I am not aware of the encompassing definition of panarchy.

I have thought of the problem of government in several ways, but the one that always tends to arise (outside of centrist view) is that government will be the total dominate social construct, or that that there should be no social construct.

Should people be bound to each other or should people be unbound from each other? If answers vary, you have a problem.

I think panarchy addresses this concern. have a look and let me know what you think: https://en.wikipedia.org/wiki/Panarchy

Other links are in the description of the video above.

Panarchy
Panarchy (from pan and archy), coined by Paul Emile de Puydt in 1860, is a form of governance that would encompass all others. The Oxford English Dictionary lists the noun as "chiefly poetic" with the meaning "a universal realm," citing an 1848 attestation by Philip James Bailey, "the starry panarchy of space". The adjective panarchic "all-ruling" has earlier attestations.
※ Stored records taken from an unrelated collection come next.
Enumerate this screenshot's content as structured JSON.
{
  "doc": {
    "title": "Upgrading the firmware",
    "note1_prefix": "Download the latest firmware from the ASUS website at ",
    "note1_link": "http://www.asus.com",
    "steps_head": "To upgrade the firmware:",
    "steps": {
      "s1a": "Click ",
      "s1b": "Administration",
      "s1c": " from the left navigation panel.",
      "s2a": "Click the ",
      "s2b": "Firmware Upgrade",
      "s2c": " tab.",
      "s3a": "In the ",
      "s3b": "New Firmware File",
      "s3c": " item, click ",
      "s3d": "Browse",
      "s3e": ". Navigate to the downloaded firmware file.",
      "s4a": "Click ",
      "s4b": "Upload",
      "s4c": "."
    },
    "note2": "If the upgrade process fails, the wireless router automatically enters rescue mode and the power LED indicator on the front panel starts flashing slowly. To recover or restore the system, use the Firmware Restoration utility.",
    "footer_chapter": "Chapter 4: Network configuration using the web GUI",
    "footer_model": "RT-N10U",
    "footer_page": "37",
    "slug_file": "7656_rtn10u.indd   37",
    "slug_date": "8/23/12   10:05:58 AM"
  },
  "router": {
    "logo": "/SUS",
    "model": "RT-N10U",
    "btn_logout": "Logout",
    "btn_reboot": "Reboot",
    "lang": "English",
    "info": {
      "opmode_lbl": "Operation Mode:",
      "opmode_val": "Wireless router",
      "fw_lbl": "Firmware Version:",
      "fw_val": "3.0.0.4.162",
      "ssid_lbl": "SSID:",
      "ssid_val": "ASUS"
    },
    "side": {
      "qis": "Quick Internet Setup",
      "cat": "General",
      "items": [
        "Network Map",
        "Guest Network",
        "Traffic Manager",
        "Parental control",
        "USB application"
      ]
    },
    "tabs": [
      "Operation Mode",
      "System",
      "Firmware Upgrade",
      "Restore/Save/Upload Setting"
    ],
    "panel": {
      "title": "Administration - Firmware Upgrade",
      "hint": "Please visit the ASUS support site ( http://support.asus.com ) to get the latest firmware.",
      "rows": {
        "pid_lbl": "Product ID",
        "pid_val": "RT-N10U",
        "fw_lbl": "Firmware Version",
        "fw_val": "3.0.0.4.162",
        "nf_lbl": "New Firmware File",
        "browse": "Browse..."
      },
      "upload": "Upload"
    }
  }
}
In the twentieth century the term was re-coined separately by scholars in international relations to describe the notion of global governance and then by systems theorists to describe non-hierarchical organizing theories.

Still not seeing clarity there.

Questions:
Is there a social construct?

Do individuals lend/give authority to the social construct?

If the answer is yes to both questions then the problems in social objectivity remain.

Panarchy is a political meta-theory that advocates non-territorial states founded on actual social contracts that are explicitly negotiated and signed between states and their prospective citizens. The explicit social contract sets the terms under which a state may use coercion against its citizens and the conditions under which the contract may be annulled, revised, rescinded, or otherwise exited from. Panarchy does not advocate any particular model of government, but intends to encourage political variety, innovation, experimentation, and choice. With its emphasis on explicit social contracts rather than a single implicit social contract based on geographical territory, Panarchy offers an interesting variation on traditional social contract theory.

That is much clearer, many thanks.

The intent of the theory is to produce a type of non-territorial state (per definition). Assuming follow-through of advocating a creation of state, is in the end, the creation of a social construct, then the answer of the first question is yes.

Additional social constructs:
-Social contracts
-citizenship
-state coercion against its citizens

This answers the second question of:

Do individuals lend/give authority to the social construct?

The answer is yes, accordingly the problems of social objectivity remain in the theory or in the ends of the theory.

The idea is essentially that governments are made non-territorial, and you choose whatever government you want to live under without having to move. The various governments have contracts between each other to resolve disputes between themselves and their citizens, and by signing the social contract you agree to the terms provided by the government.

I find that this is the only solution to the problems of social objectivity, because instead of trying to reconcile all differences under one government that has a monopoly over a geographical area, it does not try to resolve the social differences, and simply allows each individual the freedom to choose they government they want.

Maybe you are seeing something here that I am not. The only solution I have found in solving the social objectivity problem is to not form a social construct and not lend/give authority to it. This leaves each individual to the maximum liberty and preferences in subjective values, and unbinds everyones governance from everyone else.

So I would say the solution is to recognize Individual Sovereignty, that holds no subservience to any social construct, but recognizes individual self ownership as the dominate construct, an individual construct.

In this way the truth component of social objectivity is uncoupled, and negotiated person to person.

There is the other problem when state construction occurs, that there is no limiting factor that the social construct will ever maintain recognition of individual constructs. This leads repeatedly to escalation into various factions weaponizing whatever state constructs there are, to a preferred factional social objectivity.

When you build a state, you build the problem of social objectivity.